TNT Theatre Britain presents:
the Monster and the Myth!
by Paul Stebbings & Phil Smith,
inspired by Mary Shelley´s novel and the Hollywood movies
directed by Paul Stebbings and Gareth Fordred
There are very few authentic modern myths, Frankenstein is one of those few. The Monster disturbs us in a way that Dracula merely frightens. Frankenstein’s monster is clearly a prototype of a very real terror: the fear of a new more powerful life form created by our own hands. That this monster has changed shape and now may lurk within not just the animal but the insect and the vegetable is all the more disturbing. Gene manipulation, stem cell research and cloning are part of our every day lives. The Monster is among us and it is made all the more frightening by those who do not see it as a monster. Of course, science progresses whether we like it or not. Any research that is thwarted in America or Europe will be carried out in Korea or China. Nor is the case clear cut. What right have we to prevent the eradication of malaria or prevent the introduction of vitamin A enriched rice in India (which would prevent the massive incidence of blindness among the very poor). When the Environmentalists of Europe are in alliance with the Christian Right in America, alarm bells ring.
This dilemma is at the heart of the myth and our play. Mary Shelley led the way when she had Frankenstein recoil from his own creation as soon as it was made and deny him his bride. The Hollywood movies did the same. The Frankenstein myth is not about a mad scientist above morality who is out of control.

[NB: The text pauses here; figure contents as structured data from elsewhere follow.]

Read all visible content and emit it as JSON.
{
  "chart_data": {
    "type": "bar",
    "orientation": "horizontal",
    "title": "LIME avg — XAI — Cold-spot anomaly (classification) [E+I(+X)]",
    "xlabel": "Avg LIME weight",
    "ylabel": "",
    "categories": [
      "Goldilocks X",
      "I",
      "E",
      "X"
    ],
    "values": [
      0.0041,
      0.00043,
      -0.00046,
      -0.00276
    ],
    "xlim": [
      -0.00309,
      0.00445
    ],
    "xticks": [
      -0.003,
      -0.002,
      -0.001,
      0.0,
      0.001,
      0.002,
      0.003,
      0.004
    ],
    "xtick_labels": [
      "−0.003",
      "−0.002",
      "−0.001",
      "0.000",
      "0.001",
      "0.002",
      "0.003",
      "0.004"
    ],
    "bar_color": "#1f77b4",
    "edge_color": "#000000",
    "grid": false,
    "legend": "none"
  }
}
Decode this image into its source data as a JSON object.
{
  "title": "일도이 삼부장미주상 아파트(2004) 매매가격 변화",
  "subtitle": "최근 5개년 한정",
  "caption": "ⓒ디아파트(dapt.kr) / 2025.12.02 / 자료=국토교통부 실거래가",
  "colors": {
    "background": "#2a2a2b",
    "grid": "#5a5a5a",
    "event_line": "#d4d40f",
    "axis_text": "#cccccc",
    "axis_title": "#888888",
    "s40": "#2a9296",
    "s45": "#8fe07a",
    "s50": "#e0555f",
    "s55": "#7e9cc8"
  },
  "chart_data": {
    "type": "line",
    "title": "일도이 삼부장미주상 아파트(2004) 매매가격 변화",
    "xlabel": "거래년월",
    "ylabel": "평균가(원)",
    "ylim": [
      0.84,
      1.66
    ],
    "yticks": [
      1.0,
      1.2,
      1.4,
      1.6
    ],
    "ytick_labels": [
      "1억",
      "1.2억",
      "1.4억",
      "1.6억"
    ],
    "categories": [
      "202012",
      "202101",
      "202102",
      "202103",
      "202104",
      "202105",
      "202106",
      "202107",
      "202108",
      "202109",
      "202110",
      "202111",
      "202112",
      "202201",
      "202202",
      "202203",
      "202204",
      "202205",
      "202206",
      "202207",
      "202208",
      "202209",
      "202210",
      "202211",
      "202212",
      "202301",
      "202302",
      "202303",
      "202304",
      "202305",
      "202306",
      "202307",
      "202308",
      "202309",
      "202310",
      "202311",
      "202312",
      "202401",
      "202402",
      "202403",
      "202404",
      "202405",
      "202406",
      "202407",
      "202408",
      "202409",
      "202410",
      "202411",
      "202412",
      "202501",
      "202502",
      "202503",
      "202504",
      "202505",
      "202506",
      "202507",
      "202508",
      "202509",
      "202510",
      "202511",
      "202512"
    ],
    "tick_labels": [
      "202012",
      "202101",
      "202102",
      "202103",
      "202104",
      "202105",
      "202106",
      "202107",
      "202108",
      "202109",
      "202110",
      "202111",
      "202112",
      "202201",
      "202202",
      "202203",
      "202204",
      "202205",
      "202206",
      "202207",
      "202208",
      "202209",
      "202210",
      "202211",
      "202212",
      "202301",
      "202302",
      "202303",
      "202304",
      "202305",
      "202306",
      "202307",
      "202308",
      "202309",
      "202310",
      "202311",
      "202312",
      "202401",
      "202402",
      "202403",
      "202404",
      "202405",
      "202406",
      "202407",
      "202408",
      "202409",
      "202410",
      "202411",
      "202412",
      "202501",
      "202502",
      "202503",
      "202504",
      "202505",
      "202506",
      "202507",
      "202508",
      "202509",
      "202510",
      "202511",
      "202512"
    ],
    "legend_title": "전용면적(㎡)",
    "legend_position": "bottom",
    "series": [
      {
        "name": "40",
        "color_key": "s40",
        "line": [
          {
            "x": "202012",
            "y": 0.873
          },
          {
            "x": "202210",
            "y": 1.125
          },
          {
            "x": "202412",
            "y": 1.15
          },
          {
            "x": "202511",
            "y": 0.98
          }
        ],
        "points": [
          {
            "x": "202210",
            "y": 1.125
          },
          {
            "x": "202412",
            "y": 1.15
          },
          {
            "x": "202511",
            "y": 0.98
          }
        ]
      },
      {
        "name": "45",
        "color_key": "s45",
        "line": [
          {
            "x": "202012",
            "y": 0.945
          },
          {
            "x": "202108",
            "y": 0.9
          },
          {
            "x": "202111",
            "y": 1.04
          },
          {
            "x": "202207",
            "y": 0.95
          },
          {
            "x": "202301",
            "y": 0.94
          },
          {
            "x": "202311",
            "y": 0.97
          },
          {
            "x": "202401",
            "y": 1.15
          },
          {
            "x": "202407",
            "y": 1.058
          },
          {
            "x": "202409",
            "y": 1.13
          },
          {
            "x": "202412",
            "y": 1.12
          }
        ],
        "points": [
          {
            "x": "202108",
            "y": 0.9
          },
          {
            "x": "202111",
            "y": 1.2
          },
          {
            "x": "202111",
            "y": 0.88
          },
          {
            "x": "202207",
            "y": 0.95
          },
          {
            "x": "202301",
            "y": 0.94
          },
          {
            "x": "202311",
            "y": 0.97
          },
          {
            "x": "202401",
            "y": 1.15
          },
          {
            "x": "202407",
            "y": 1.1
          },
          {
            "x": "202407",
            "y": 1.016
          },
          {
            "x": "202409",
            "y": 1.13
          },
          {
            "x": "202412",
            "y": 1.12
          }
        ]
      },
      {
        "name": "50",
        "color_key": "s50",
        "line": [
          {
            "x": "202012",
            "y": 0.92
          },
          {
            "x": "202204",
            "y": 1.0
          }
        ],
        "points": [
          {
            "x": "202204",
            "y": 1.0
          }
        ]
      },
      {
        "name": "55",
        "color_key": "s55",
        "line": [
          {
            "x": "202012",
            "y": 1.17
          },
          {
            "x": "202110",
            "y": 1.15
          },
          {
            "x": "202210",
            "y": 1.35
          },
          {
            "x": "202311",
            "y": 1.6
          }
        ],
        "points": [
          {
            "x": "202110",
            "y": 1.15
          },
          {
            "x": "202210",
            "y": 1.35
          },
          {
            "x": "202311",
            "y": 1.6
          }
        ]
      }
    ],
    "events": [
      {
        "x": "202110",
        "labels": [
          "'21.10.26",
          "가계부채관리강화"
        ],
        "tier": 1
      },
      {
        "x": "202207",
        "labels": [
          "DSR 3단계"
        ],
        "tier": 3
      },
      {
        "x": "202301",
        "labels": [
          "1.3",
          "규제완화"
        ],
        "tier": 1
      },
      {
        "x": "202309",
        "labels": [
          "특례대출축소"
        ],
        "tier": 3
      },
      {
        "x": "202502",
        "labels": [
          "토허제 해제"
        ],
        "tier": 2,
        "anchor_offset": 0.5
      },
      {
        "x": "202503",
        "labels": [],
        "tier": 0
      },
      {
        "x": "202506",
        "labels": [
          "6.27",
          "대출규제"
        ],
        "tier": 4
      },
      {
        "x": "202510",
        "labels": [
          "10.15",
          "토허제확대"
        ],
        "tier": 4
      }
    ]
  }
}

Rather, the myth is about a scientist who instantly sees his folly but is led ever onward by forces he has unleashed. We have tried to follow and develop this theme. Not only Victor but his fiancée’ Elizabeth explore the contradictions and conflicts that scientific progress forces upon us. Should artificial life be created? Should the dead or dying be revived? Once the Monster is created does he deserve a bride? Is killing permitted if it saves life? (something that relates to embryo research as well as murder!). At the same time the play and theme are not sterile or academic, there is a great thrill in creating life and remaking the world. The atom is split, DNA deciphered, stem cells cultivated – the genie is out of the bottle and it is thrilling magic.
Why then so much comedy? (At least until the Monster appears). Frankenstein is a story of human folly and we are ripe for satire. Folly is at the root of most serious comedy. The Hollywood movies admit this and merrily intertwine comedy and melodrama to make such memorable horror. May Shelley employs melodrama in her Gothic novel. On stage melodrama is comic. The Gothic hovers close to the grotesque. When Hamlet meets the Gravedigger comedy results. Comedy and melodrama allow us to explore the myth of Frankenstein. We try to avoid parody (this has been done too well in Mel Brook’s YOUNG FRANKENSTEIN). Our central characters never make jokes, the comedy arises from the situation. In terms of visual and physical style we have looked to the Expressionist films that provided the model for James Whale’s original movies and were in turn inspired by the European Gothic tradition in which Shelly writes. THE CABINET OF DR CALIGIARI, METROPOLIS and even Charlie Chaplin’s CITY LIGHTS offer us a style that suits the myth. It is extreme, but then the tale is extreme. We live in extreme times, science offers us salvation or annihilation. Is the idea of the first head transplant a joke or a horror story? The answer may be that it is both. We hope our tale will amuse and chill, and above all raise questions to which we ourselves have no easy answer.